Nonetheless, randomized trials must be performed in order
to confirm the advantages of robotic surgery in the pediatric
population [13,14].
Table 1: Advantages and disadvantages of robotic surgery.
Advantages |
Disadvantages |
Best view quality |
Initial investiments |
3D view |
Coasts of the materials |
Less |
Coast of manutention |
shorter hospital length of stay |
Difficulty of surgeon training |
lesser bleeding |
Instruments have a finite number of uses |
Camera rotate from 180° to 540° |
|
Better precision of dissection |
|
More linphonodes dissection in oncologicals surgeries |
|
Less functionals urologic complications |
|
Surgeon confort |
|
Costs
The main disadvantage found when comparing robotic surgery
to conventional laparoscopy is the high cost of the technology.
According to Barbash and Glied, the acquisition of a unit may
cost from US$ 1 to US$ 2.5 million to a hospital. Estimation on
robotic surgery costs varies according to assumptions about the
frequency which the robot is used. Reports about the analysis
of robot-assisted procedures costs published since 2005 in a
range of 20 different surgical procedures, the additional variable
cost of using this technology was US$ 1.600 more expensive.

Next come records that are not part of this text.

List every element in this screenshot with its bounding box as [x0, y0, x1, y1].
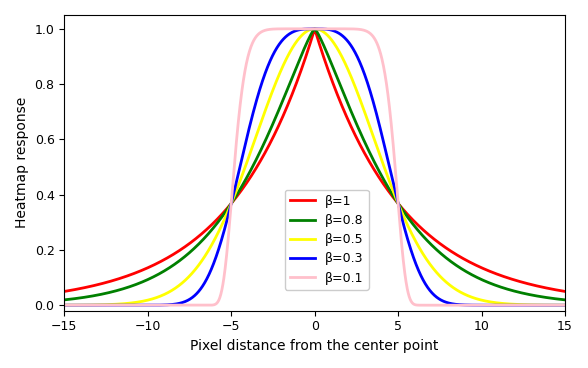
- X-axis label: Pixel distance from the center point: Pixel distance from the center point: [191, 339, 439, 353]
- β=0.3: [86, 303, 93, 307]
- β=1: [304, 49, 311, 53]
- β=0.1: [304, 26, 311, 31]
- β=1: [547, 287, 554, 291]
- β=0.8: [311, 27, 318, 31]
- β=0.5: [291, 42, 298, 47]
- Line: β=0.8: β=0.8: [64, 29, 565, 300]
- β=0.1: [309, 26, 316, 31]
- β=0.8: [455, 265, 462, 269]
- β=1: [547, 287, 554, 291]
- β=0.5: [61, 303, 68, 307]
- β=1: [562, 289, 569, 294]
- β=0.5: [86, 303, 93, 307]
- β=0.8: [86, 294, 93, 299]
- β=0.1: [547, 303, 554, 307]
- β=1: [291, 86, 298, 91]
- β=0.8: [61, 298, 68, 302]
- β=0.3: [547, 303, 554, 307]
- β=0.1: [455, 303, 462, 307]
- β=0.5: [562, 303, 569, 307]
- β=0.3: [311, 26, 318, 31]
- β=0.5: [547, 303, 554, 307]
- β=0.1: [562, 303, 569, 307]
- β=1: [311, 27, 318, 31]
- β=0.3: [291, 29, 298, 33]
- Line: β=1: β=1: [64, 29, 565, 291]
- Line: β=0.3: β=0.3: [64, 29, 565, 305]
- β=0.5: [455, 289, 462, 293]
- β=0.8: [562, 298, 569, 302]
- β=0.8: [547, 296, 554, 300]
- β=0.8: [291, 70, 298, 74]
- β=0.8: [304, 39, 311, 43]
- Y-axis label: Heatmap response: Heatmap response: [15, 97, 29, 229]
- β=0.3: [455, 302, 462, 307]
- Line: β=0.5: β=0.5: [64, 29, 565, 305]
- β=0.3: [304, 26, 311, 31]
- Line: β=0.1: β=0.1: [64, 29, 565, 305]
- β=0.3: [547, 303, 554, 307]
- β=0.1: [547, 303, 554, 307]
- β=0.1: [86, 303, 93, 307]
- β=0.5: [304, 28, 311, 33]
- β=0.3: [562, 303, 569, 307]
- Legend: β=1, β=0.8, β=0.5, β=0.3, β=0.1: β=1, β=0.8, β=0.5, β=0.3, β=0.1: [285, 190, 369, 290]
- β=1: [61, 289, 68, 294]
- β=1: [86, 284, 93, 289]
- β=0.5: [547, 303, 554, 307]
- β=1: [455, 254, 462, 258]
- β=0.3: [61, 303, 68, 307]
- β=0.1: [291, 26, 298, 31]
- β=0.5: [311, 26, 318, 31]
- β=0.1: [61, 303, 68, 307]
- β=0.8: [547, 296, 554, 300]
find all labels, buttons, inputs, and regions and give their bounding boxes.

When the amortized cost of the robot itself was included, the
total additional cost of using a robot-assisted procedure rose to
US$ 3.200. Because there is only one company responsible for
manufacturing the platforms used in robotic surgery, the prices
exercised by the market are still very high. It is believed that
in the near future, with the emergence of new technology and
the breaking of the current monopoly, the cost will be reduced,
thereby reducing the amount paid out per procedure [10,15].
Robotic systems also require high cost maintenance fee and
specific materials expenses. The use of robotic systems may
also require longer operating time than alternative techniques.
Some of the new costs will be offset by reducing postoperative
in-hospital costs, reducing hospital stays with better and quicker
patient recovery and also quicker return to work [10,15].
Conclusion
The use of robotic surgery has increased in all major centers.
Technical advantages such as better precision movements and
three-dimension images turn the procedures safer and may
decrease surgical time. These advantages are gained according
to the improvement in the experience of the surgeon. The high
cost is still considered the main hindrance in the use of this
technology, but the expectation is that, with new companies'
development, costs will decrease. These higher costs may be
attenuated by faster recovery, shorter hospitality stay and faster
return of the patient to its activities, which leads us to consider
that this technology as viable and promising.